Liliana Viola: Se lo respondo con algo que dijo Manuel Puig: “Tengo el temor de que las formas cultas del arte hayan ejercido una grave represión, y que haya oportunidades fascinantes dentro de las expresiones condenadas y descartadas”.

Rolando Rivas, taxista (1972) es tan fascinante como las grandes ficciones cinematográficas argentinas. Algunas maravillas del primer capítulo: las piernas de Leonor Benedetto descalza (uno se pregunta cómo harán para que la presentación de Soledad Silveyra pueda opacarla, si además está Beba Bidart en ese registro de voluptuosidad rea y cariñosa), Marcelo Marcote se prepara para el Nazareno de Favio, y la cámara junto al cordón de la vereda extiende los empedrados de Torres Ríos.

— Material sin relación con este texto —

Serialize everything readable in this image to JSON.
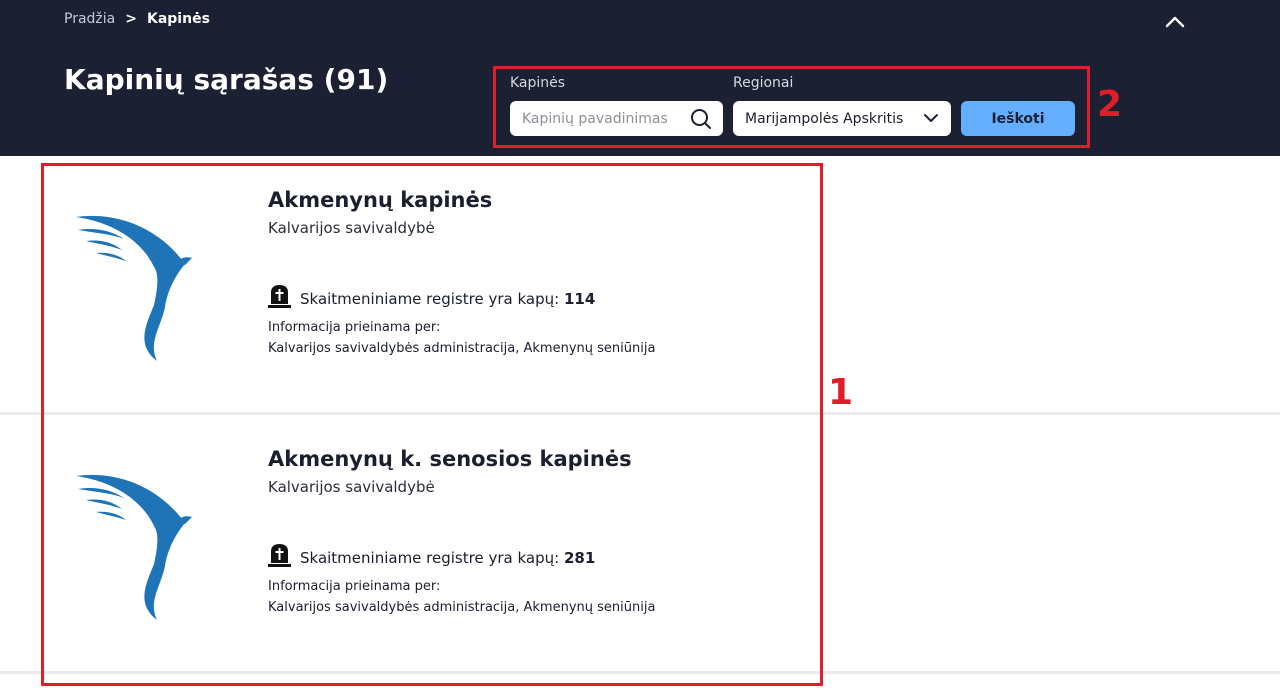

Los soliloquios de García Satur, ilustrados por el montaje de planos ciudadanos (en el de la cancha vacía de River no sorprendería ver al eternauta), son prosa poética popular (continuidad del hombre que está solo y espera de Scalabrini Ortiz). Nélida Lobato se desdobla en personaje público fuerte y privado frágil. La puesta en escena le dedica una cámara en mano inolvidable a la aparición de Soledad Silveyra, justo antes de hacerla cruzar una avenida sin parar el tránsito. Un hombre le da la mano a Claudio García Satur y una mujer acaricia la espalda de Arnaldo André en Piel naranja. Extremidades del espectador, que no aparece completo pero puede tocar a los personajes, esos futuros ídolos. El comienzo de Rolando Rivas es formidable. Durante 13 minutos Claudia García Satur le habla a distintas clases de público, conjunto de tipos humanos según la imagen de la vida cotidiana que Migré construye. La apelación más sentimental no es a las mujeres sino al padre.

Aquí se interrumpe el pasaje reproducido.